Heidi Reichinnek, Vorsitzende der Linksfraktion im Bundestag, unterstützte Spahns Plan. Sie bezeichnete den Schritt als längst überfällige Entlastung für die meisten Menschen und ein starkes politisches Signal. Gleichzeitig kritisierte sie jedoch den Vorschlag der Bundesregierung, die Mehrwertsteuer auf andere Waren zu erhöhen, um die Senkung bei Lebensmitteln zu finanzieren.
Andreas Audretsch, stellvertretender Fraktionsvorsitzender der Grünen, lehnte den Vorschlag entschieden ab. Er argumentierte, dass eine Erhöhung der Mehrwertsteuer inmitten der Ölpreiskrise die Inflation weiter anheizen würde.
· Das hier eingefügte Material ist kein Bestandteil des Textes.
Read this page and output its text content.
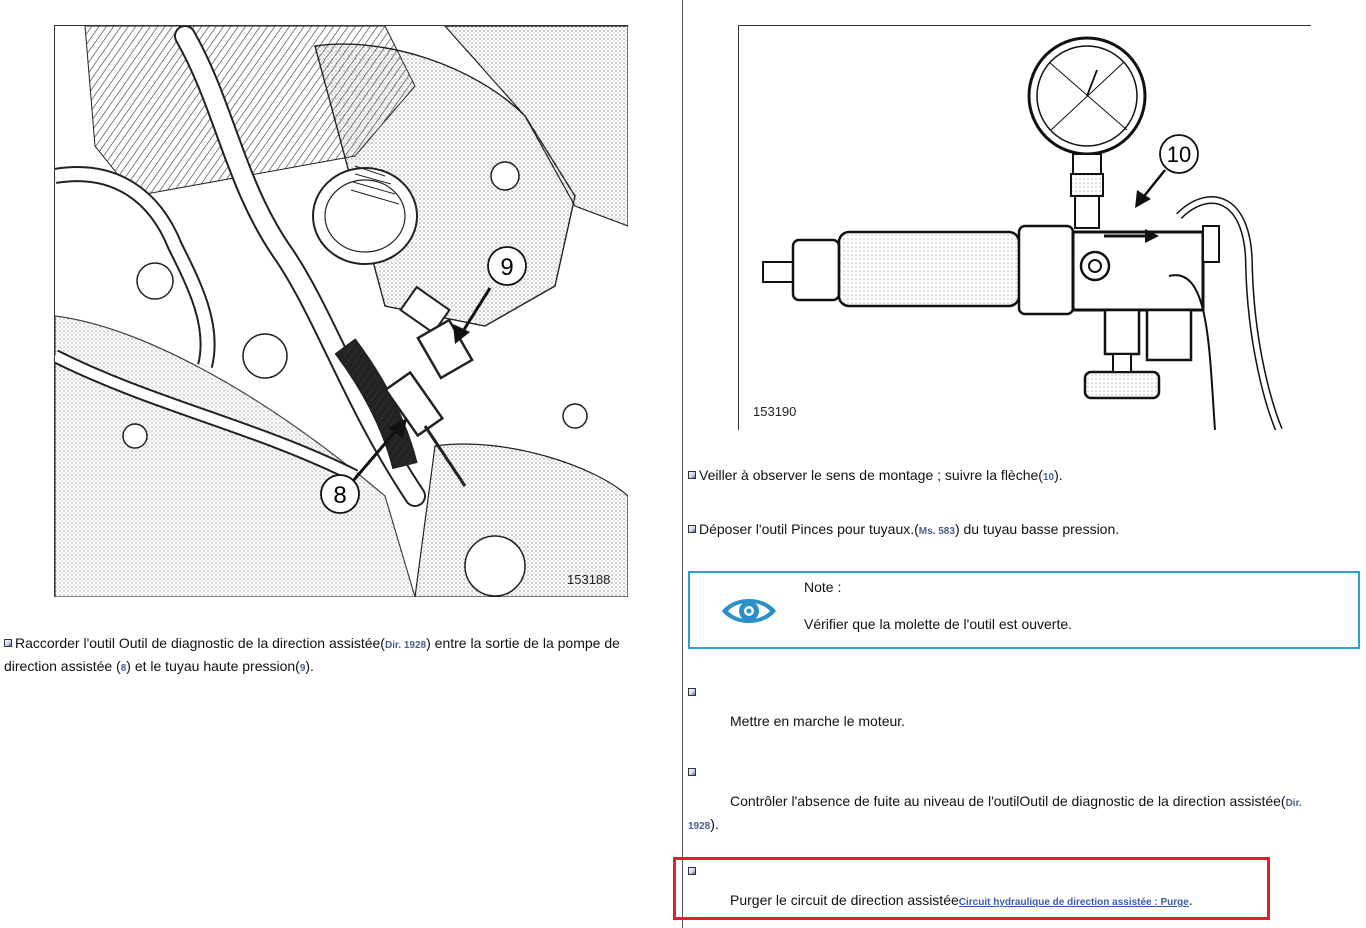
9
8
153188
10
153190
Raccorder l'outil Outil de diagnostic de la direction assistée(Dir. 1928) entre la sortie de la pompe de direction assistée (8) et le tuyau haute pression(9).
Veiller à observer le sens de montage ; suivre la flèche(10).
Déposer l'outil Pinces pour tuyaux.(Ms. 583) du tuyau basse pression.
Note :
Vérifier que la molette de l'outil est ouverte.
Mettre en marche le moteur.
Contrôler l'absence de fuite au niveau de l'outilOutil de diagnostic de la direction assistée(Dir. 1928).
Purger le circuit de direction assistéeCircuit hydraulique de direction assistée : Purge.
Zudem warf er Spahn vor, sich nicht klar gegen eine generelle Mehrwertsteuererhöhung auszusprechen.
Die Uneinigkeit zeigt, wie tief die Gräben bei der Frage sind, wie Haushalte finanziell entlastet werden können. Während die einen Steuersenkungen als notwendige Unterstützung sehen, fürchten andere weitere wirtschaftliche Folgen.
Die Debatte um die Mehrwertsteuer bleibt ungelöst, mit zentralen Akteuren in gegensätzlichen Positionen. Reichinnek befürwortet gezielte Entlastungen, lehnt aber eine Gegenfinanzierung durch höhere Steuern an anderer Stelle ab. Audretsch warnt, dass Änderungen bei der Mehrwertsteuer die Inflation in einer kritischen Phase weiter verschärfen könnten.